The platforms let you ship a product you can reason about at scale. The eval cases and scorers are what make those platforms useful. Start building them before you start evaluating tools.
Frequently asked questions
- What is LLM evaluation and why does it matter?
- LLM evaluation is the process of measuring whether your language model application is producing correct, safe, and useful outputs consistently. It matters because LLMs produce statistically likely text, not deterministically correct text — which means the only way to know if a prompt change is an improvement is to measure it against a set of real inputs and expected outputs.

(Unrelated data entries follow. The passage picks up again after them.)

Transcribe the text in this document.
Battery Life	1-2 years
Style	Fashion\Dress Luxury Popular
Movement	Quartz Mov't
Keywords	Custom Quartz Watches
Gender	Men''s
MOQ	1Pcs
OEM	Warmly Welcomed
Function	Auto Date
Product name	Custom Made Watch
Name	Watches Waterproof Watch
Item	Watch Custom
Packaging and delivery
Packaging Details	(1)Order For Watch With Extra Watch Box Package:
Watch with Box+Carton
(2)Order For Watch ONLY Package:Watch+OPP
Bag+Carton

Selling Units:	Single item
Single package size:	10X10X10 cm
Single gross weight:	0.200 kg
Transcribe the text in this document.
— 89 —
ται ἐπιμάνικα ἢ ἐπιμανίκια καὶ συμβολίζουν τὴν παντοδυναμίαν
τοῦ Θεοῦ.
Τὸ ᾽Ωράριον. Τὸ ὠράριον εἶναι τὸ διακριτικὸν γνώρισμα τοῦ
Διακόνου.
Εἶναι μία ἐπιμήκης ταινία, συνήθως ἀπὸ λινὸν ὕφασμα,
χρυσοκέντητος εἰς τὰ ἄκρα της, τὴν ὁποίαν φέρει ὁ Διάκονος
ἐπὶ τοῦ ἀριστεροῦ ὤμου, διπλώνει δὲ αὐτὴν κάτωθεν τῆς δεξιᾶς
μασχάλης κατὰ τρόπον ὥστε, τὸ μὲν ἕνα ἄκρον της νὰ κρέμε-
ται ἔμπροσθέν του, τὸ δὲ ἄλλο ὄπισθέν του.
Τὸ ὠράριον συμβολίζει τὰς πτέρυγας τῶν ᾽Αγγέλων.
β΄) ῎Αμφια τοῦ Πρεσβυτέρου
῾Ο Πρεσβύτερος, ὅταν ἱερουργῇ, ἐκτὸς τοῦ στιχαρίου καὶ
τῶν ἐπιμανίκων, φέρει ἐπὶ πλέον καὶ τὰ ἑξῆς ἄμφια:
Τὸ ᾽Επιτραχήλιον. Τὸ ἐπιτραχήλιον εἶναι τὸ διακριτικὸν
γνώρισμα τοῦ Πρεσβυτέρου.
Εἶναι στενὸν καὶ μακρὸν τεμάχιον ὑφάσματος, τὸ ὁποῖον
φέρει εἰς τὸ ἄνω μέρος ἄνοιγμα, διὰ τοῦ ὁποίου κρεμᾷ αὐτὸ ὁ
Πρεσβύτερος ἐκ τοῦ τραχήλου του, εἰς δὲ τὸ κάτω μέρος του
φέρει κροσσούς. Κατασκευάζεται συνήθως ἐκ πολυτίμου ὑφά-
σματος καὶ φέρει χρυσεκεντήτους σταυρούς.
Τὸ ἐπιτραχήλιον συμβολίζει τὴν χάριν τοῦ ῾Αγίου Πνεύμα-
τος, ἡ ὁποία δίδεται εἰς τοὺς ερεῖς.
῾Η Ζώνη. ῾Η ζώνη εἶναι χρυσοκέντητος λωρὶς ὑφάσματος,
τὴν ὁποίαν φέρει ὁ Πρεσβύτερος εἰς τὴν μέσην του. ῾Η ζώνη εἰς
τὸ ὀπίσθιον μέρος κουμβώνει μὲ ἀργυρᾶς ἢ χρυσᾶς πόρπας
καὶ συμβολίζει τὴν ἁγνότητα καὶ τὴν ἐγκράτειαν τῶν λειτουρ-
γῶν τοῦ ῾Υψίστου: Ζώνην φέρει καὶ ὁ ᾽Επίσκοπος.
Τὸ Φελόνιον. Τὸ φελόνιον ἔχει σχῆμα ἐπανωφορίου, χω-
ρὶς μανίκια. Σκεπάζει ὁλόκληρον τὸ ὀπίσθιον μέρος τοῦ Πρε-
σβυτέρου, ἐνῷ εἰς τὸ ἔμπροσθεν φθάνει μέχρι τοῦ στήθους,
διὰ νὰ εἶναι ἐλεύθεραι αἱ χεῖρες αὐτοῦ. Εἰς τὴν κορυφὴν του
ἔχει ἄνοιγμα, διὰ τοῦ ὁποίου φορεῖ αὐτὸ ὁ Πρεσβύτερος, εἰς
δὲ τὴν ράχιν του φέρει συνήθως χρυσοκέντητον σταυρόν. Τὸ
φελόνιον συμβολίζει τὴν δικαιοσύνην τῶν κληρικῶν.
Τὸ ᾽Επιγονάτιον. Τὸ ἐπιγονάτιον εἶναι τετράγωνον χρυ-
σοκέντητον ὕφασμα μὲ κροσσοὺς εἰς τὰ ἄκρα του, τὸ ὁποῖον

- LangSmith vs Braintrust: which should I use?
- Use LangSmith if you are building with LangChain and want tracing with minimal setup. Use Braintrust if you want better ergonomics for writing custom evaluators and a cleaner UI for interpreting results — it works with any framework. Both are free to start and worth prototyping with before committing.
- Do I need an eval platform for a simple LLM app?
- You need evals, but not necessarily a platform. For a small internal tool with a handful of use cases, a spreadsheet of test cases and a script that runs them will get you most of the way. A dedicated platform pays for itself when your application has more than 50 distinct input patterns, you have multiple engineers making prompt changes, or you are running A/B tests on different prompts.
- How do I get started with LLM evaluation if I have no test cases?
- Start logging everything in production. Every input, output, and any user signal (thumbs up/down, regenerate, correction) is a future eval case. After a week of production traffic, you will have more real test cases than you could write by hand.